The venture, started by Atlanta-based entrepreneur and founder of Bounce TV, Ryan Glover, civil rights leader Andrew Young and rapper and activist Michael “Killer Mike” Render, raised $3 million in seed funding from private investors last fall.
The digital bank, which plans to offer spending and savings accounts in addition to virtual debit cards, peer-to-peer transfers, mobile check deposits and free ATM usage in more than 30,000 locations, amassed 500,000 signups in the first 100 days since opening its waitlist in October.
The impetus for Greenwood, Glover said, is to provide more financial services options to Black and Latinx communities, demographics which historically have been inadequately served by the traditional banking sector.
Glover told Banking Dive last month the neobank plans to offer a “robust mosaic of banking services for our community — a one-stop shop, if you will.”
That mission, Cherry said, provides her with the opportunity to grow her skillset.
“We are leading with the deposit account, savings accounts and the debit card, but there are more things planned in the future, some of them are products that I haven’t worked with for a very long time,” said Cherry, who started her banking career at Wachovia in 1997, before it was acquired by Wells Fargo. “While I bring a wealth of knowledge and experience to Greenwood, I also see this as a learning opportunity.”
As head of Greenwood’s compliance, Cherry said she expects the digital bank will adopt a regtech solution for its compliance program, with a focus on emerging technologies such as artificial intelligence.
“AI definitely comes into play. There are some things that are repeatable and forecastable, and I’d like to have that ingrained into our process,” she said.
Cherry said she hopes to work closely with regulators, and is looking forward to future opportunities to clarify Greenwood’s innovative approaches to serving its target demographic.
“Getting regulatory buy-in is important to us. It’s kind of your saving grace,” Cherry said. “Instead of asking for forgiveness later you show the regulators upfront what you’d like to do, and have them help you craft it into something that meets full approval.”

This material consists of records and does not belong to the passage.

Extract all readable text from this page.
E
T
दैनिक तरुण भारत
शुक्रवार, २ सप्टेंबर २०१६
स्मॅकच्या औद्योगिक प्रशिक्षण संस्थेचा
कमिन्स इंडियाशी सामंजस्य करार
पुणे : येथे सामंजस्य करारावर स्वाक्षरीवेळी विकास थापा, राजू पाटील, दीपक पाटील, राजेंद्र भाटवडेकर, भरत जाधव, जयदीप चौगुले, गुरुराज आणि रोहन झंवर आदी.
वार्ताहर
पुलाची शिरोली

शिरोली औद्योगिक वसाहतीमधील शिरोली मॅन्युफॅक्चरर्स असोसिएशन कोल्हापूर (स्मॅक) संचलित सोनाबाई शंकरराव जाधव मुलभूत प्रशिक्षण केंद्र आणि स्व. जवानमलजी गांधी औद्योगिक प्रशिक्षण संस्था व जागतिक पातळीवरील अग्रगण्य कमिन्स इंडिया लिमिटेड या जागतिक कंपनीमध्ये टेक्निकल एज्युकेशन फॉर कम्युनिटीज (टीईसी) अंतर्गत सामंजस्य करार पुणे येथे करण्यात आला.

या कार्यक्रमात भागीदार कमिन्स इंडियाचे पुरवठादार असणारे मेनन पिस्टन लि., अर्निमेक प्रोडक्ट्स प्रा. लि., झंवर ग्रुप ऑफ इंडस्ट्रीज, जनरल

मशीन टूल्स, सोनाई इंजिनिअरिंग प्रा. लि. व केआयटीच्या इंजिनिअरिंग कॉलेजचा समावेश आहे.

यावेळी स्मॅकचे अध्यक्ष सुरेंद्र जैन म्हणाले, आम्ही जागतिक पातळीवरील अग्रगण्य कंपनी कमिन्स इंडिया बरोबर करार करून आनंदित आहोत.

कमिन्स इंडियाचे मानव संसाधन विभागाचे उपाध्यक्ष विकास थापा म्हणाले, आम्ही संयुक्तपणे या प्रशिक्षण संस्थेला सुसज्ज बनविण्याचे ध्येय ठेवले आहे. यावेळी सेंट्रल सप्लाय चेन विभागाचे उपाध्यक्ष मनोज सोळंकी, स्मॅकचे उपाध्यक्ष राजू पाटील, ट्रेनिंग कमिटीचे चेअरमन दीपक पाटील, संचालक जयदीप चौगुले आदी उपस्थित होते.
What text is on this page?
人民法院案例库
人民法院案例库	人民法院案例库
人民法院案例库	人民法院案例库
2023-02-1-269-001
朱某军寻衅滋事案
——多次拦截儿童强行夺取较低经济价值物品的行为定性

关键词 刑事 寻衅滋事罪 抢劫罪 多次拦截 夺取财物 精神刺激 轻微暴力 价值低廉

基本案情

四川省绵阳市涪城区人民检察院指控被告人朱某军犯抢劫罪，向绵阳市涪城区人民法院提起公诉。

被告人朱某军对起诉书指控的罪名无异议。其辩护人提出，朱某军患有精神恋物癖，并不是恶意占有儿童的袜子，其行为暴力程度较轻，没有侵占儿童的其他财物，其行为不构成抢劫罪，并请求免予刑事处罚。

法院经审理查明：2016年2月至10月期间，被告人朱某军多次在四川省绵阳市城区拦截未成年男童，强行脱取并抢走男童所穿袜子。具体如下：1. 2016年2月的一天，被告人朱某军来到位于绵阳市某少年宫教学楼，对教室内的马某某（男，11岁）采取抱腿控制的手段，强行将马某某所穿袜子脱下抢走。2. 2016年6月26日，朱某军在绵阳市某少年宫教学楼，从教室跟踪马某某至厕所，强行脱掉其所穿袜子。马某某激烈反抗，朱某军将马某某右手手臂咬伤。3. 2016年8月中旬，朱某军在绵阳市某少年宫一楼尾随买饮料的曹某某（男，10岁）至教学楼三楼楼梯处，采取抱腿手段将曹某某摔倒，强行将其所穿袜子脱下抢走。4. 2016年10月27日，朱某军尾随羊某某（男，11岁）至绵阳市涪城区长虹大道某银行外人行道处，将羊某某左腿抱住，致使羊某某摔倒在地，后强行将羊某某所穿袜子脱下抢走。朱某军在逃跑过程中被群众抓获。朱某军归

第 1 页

Greenwood’s upcoming launch comes as some of the nation’s largest institutions have pledged equity investments in Black-owned banks and social justice efforts in the wake of last year’s racial reckoning sparked by the killing of George Floyd.
“I think it is encouraging to see everyone addressing the same problem, it’s not necessarily a Black or White problem. It is an every one problem,” said Cherry, on recent efforts from the nation’s largest firms, including Wells Fargo, Bank of America, Citi and JPMorgan Chase, to provide Black-owned banks with more capital.
“Any investment by any bank helps the industry as a whole. It preserves choice among consumers, Black, White or whatever the race may be, it preserves their right of choice between a traditional bank or Black-owned bank,” she said.